Mais Hagrid se contenta de bâiller longuement et de jeter, de son œil unique, un regard d’envie vers l’immense lit installé dans un coin de la cabane.
– Écoutez, la journée a été longue et il est tard, dit-il.
Il tapota gentiment l’épaule d’Hermione, dont les genoux se dérobèrent sous le choc et heurtèrent le sol avec un bruit sourd.
– Oh, désolé.
Il la releva en la prenant par le col de sa robe.

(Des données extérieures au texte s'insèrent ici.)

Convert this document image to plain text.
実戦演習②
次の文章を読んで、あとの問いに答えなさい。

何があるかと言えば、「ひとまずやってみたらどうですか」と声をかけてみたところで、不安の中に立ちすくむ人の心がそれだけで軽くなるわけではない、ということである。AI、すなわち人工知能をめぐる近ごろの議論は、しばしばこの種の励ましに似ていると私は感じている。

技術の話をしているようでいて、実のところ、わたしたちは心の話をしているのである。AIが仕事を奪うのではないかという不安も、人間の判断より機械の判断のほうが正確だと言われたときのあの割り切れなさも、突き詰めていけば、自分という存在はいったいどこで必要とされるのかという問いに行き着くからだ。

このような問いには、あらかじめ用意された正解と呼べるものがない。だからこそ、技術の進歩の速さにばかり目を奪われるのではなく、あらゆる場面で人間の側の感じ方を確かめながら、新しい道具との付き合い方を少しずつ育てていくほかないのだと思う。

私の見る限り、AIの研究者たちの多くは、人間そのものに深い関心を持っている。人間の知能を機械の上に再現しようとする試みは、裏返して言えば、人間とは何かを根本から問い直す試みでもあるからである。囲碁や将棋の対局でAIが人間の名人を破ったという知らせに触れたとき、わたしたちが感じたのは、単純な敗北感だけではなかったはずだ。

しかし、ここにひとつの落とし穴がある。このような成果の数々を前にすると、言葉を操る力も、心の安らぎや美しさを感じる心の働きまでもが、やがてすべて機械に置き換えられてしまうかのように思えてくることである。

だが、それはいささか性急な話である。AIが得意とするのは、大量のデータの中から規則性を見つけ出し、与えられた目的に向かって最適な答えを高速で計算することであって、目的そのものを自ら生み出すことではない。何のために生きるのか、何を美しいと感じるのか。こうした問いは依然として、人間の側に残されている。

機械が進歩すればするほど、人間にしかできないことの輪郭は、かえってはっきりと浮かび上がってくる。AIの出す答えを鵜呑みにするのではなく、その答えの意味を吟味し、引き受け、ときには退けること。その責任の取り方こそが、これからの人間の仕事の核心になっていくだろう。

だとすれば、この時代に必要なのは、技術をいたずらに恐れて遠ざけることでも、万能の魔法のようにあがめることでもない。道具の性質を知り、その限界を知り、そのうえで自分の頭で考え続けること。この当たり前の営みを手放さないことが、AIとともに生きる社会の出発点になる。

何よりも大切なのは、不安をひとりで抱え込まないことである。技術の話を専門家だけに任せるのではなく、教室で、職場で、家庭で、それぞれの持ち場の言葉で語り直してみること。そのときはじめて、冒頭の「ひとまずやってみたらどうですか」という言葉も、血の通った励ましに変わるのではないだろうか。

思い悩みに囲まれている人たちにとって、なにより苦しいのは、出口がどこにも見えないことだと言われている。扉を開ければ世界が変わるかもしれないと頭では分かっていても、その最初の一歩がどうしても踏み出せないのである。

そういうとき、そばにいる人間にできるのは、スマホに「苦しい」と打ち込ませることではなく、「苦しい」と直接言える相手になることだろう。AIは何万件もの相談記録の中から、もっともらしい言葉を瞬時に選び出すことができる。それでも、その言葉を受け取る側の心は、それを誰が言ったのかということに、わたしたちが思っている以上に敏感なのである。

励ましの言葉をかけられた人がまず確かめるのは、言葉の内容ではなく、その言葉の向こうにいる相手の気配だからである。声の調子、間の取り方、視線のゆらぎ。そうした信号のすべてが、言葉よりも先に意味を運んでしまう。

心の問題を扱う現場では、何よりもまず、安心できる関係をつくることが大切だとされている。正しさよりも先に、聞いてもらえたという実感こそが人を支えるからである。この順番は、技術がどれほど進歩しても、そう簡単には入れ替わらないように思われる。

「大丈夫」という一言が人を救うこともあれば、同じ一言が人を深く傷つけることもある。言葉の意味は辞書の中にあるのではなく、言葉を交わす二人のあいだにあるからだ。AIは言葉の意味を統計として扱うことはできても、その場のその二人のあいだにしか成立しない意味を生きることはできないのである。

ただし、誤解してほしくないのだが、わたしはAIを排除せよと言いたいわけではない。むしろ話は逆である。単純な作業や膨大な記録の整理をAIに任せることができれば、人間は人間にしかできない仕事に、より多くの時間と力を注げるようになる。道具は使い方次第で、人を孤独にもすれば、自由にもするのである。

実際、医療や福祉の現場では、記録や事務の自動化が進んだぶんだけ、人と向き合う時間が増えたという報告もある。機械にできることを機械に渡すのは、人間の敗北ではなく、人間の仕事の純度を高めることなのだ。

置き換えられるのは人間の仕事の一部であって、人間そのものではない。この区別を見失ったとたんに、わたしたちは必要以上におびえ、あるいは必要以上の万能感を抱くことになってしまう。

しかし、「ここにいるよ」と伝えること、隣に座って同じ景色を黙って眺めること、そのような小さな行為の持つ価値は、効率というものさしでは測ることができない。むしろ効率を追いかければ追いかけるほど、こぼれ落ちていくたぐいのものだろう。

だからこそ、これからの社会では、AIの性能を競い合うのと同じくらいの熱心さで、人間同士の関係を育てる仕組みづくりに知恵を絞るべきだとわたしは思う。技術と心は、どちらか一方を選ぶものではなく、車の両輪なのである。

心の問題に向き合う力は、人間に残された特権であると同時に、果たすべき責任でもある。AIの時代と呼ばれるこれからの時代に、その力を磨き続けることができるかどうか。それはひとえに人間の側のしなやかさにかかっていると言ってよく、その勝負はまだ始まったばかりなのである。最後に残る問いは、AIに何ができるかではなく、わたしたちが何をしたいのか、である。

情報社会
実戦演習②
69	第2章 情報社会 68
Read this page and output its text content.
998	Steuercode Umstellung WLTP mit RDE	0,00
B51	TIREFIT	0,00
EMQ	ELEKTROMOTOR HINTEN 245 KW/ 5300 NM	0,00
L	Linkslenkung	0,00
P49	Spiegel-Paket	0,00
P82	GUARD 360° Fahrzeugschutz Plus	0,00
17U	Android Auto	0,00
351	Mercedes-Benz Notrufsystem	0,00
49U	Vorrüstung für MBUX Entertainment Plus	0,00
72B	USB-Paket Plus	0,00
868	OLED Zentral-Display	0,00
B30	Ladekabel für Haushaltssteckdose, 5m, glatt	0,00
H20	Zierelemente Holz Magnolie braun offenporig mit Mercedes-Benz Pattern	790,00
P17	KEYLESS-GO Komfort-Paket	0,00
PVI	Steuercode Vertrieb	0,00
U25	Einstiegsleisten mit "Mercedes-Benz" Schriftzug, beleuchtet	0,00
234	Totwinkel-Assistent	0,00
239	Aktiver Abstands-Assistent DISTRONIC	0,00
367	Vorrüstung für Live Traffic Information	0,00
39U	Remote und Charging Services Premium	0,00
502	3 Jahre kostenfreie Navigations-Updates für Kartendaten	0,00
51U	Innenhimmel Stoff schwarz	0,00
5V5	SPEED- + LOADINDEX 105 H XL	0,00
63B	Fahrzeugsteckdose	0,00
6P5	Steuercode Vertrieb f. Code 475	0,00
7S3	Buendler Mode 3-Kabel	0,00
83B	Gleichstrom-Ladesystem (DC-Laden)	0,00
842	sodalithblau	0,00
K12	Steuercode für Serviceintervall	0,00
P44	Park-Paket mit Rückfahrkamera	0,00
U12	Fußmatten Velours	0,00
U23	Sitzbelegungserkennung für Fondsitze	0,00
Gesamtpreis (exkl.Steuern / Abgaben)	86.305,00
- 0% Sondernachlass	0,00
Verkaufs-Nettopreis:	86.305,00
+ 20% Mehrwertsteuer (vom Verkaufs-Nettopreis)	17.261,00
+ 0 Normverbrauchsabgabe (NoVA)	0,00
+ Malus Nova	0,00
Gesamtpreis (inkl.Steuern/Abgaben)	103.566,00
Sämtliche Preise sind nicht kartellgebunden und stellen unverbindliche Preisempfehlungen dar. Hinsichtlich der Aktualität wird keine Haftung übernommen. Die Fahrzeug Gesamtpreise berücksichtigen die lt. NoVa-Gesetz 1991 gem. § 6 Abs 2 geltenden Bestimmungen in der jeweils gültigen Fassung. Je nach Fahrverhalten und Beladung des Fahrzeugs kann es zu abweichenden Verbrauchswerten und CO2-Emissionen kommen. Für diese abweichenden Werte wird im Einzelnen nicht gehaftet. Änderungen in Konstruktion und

– Ne vous inquiétez pas pour moi, je vous promets que j’ai vraiment de très bons sujets d’étude pour vos prochains cours maintenant que je suis revenu… Pour l’instant, vous feriez bien de rentrer au château et n’oubliez pas d’effacer vos empreintes derrière vous !
– Je ne sais pas si tu as réussi à lui faire comprendre les choses, dit Ron un peu plus tard, alors qu’ils retournaient au château en s’enfonçant dans la couche de neige de plus en plus épaisse.
Grâce au sortilège d’Oblitération que lançait Hermione, leurs traces s’effaçaient à mesure qu’ils avançaient.
– Dans ce cas, j’y retournerai demain ! répondit Hermione d’un ton décidé. S’il le faut, je ferai le programme de ses cours à sa place. Ça m’est égal si elle renvoie Trelawney mais je ne veux pas qu’elle arrive à se débarrasser de Hagrid !
21. L’ŒIL DU SERPENT
Le dimanche matin, Hermione se fraya un chemin jusqu’à la cabane de Hagrid dans une couche de neige de cinquante centimètres. Harry et Ron auraient voulu l’accompagner mais leur montagne de devoirs avait atteint une hauteur si alarmante qu’ils se résignèrent, à contrecœur, à rester dans la salle commune. Ils essayaient de ne pas prêter attention aux cris de joie des élèves qui s’amusaient à patiner sur le lac gelé, à glisser sur les pentes neigeuses ou, pire encore, à envoyer sur la tour de Gryffondor des boules de neige ensorcelées qui frappaient les fenêtres de plein fouet.
– Ohé ! hurla Ron, qui perdit patience et passa la tête par l’une des fenêtres, je suis préfet et, si jamais quelqu’un envoie encore une seule boule de neige contre ces carreaux… OUILLE !
Il rentra brusquement à l’intérieur, le visage couvert de neige.
– C’est Fred et George, dit-il d’un ton amer en claquant la fenêtre. Bande de crétins…
Hermione revint de la cabane de Hagrid un peu avant le déjeuner, légèrement frissonnante, sa robe mouillée jusqu’aux genoux.
– Alors ? demanda Ron en la voyant arriver. Tu lui as fait le programme de ses cours ?
– J’ai essayé, répondit-elle d’un air maussade.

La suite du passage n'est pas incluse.